I thought of Blodd Apis as a hostile-type hermit. The main reasons she wanted to MURDER the characters tho are:
1. They captured and threatened her.
2. They wanted the doomwyte eye.
As for Argulor....at the beginning of the book I regarded him as Mossflower's equivalent of Asmodeus, however that turned out to not be a case. Definitely not a villain (someone who kills characters STRICTLY for food isn't) and obviously not a hero.

Redwall Musician

I always thought of Captain Snow as a good guy, and even before he stopped eating mice. I think that killing for food does not make them evil.

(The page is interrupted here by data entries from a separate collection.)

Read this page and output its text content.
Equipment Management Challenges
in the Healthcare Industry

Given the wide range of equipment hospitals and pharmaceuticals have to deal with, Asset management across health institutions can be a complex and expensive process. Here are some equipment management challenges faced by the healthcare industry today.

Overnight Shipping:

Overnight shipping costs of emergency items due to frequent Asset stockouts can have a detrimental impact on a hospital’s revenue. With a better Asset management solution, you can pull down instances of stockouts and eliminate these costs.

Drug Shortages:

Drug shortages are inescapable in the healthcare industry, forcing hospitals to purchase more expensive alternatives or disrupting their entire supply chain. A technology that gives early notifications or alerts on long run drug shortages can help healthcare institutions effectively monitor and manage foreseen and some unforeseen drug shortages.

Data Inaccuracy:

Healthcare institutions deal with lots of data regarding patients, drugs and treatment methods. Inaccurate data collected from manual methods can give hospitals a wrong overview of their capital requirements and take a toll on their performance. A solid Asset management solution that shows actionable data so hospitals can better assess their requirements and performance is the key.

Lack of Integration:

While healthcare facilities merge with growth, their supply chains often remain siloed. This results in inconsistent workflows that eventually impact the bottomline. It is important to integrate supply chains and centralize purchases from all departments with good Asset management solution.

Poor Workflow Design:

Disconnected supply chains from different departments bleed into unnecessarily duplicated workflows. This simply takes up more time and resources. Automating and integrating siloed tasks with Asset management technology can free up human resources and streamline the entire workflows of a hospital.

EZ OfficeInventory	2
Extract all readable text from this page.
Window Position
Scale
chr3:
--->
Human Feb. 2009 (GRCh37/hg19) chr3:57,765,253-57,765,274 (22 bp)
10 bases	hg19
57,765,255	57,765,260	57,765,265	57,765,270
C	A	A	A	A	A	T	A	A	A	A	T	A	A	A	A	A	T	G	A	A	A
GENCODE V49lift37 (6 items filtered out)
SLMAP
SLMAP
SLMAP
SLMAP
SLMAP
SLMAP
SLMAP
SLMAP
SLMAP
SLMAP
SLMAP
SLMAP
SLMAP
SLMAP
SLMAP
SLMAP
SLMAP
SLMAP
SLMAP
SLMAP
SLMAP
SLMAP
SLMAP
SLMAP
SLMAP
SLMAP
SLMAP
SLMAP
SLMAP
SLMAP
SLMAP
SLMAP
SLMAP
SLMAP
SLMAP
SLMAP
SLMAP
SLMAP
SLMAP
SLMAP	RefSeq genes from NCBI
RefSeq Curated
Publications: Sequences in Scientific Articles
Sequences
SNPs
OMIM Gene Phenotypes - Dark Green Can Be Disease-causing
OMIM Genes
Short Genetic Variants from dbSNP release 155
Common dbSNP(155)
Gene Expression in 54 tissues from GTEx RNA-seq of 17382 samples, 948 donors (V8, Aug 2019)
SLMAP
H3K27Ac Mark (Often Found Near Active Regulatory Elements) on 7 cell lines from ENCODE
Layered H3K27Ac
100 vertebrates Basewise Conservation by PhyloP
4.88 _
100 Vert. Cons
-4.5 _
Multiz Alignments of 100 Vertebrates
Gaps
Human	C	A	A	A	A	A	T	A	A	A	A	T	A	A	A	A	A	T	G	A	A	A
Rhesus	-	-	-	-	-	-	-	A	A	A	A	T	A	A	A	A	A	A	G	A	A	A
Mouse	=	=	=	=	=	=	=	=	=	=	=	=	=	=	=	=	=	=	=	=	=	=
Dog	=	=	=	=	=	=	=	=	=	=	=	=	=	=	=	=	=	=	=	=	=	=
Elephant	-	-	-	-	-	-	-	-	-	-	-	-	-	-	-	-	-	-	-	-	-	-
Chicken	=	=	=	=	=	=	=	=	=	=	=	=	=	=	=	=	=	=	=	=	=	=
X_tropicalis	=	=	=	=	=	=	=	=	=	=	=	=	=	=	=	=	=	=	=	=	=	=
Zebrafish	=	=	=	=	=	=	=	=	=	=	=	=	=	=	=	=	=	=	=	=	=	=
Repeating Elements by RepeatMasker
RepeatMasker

Does anyone here think Captain Snow was evil?
..."Where courage hides within the shawdows, patience within the storms, friendship in around every corner, and inspiration just outside your window."

Log-a-Log

Quote from: daskar666 on July 19, 2011, 05:18:42 PM
I thought of Blodd Apis as a hostile-type hermit. The main reasons she wanted to MURDER the characters tho are:
1. They captured and threatened her.
2. They wanted the doomwyte eye.
As for Argulor....at the beginning of the book I regarded him as Mossflower's equivalent of Asmodeus, however that turned out to not be a case. Definitely not a villain (someone who kills characters STRICTLY for food isn't) and obviously not a hero.
I considered Argulor a good guy because of his hatred against Tsarmina. If he had gotten a good chance to kill her he would have and probably would win the fight
I know you can fight William, but its our wits that make us men. - Malcolm Wallace, from Braveheart

DanielofRedwall

What about Queen Dukwina Drampik and the other bloodrippers from Rogue Crew? They were shrews, but still I would consider them grey. Also Crumdun from the same book, he wasn't really evil. I haven't finished that book, BTW.
Received mostly negative reviews.

Storm

Quote from: LadyAmber4ever on July 18, 2011, 11:35:59 PM
I think Bluefen was really good. Have you ever read Kate Sullivan, A.K.A. Snowfur's short story callen "Swartt's really aweful, rotten no-good day?' At least, it's name it close enough along those lines.
I loved those things! I also really like the radio things. They were clever, amusing, and fun. I thank Kate Sullivan for giving the world such wickedly fun stories to us.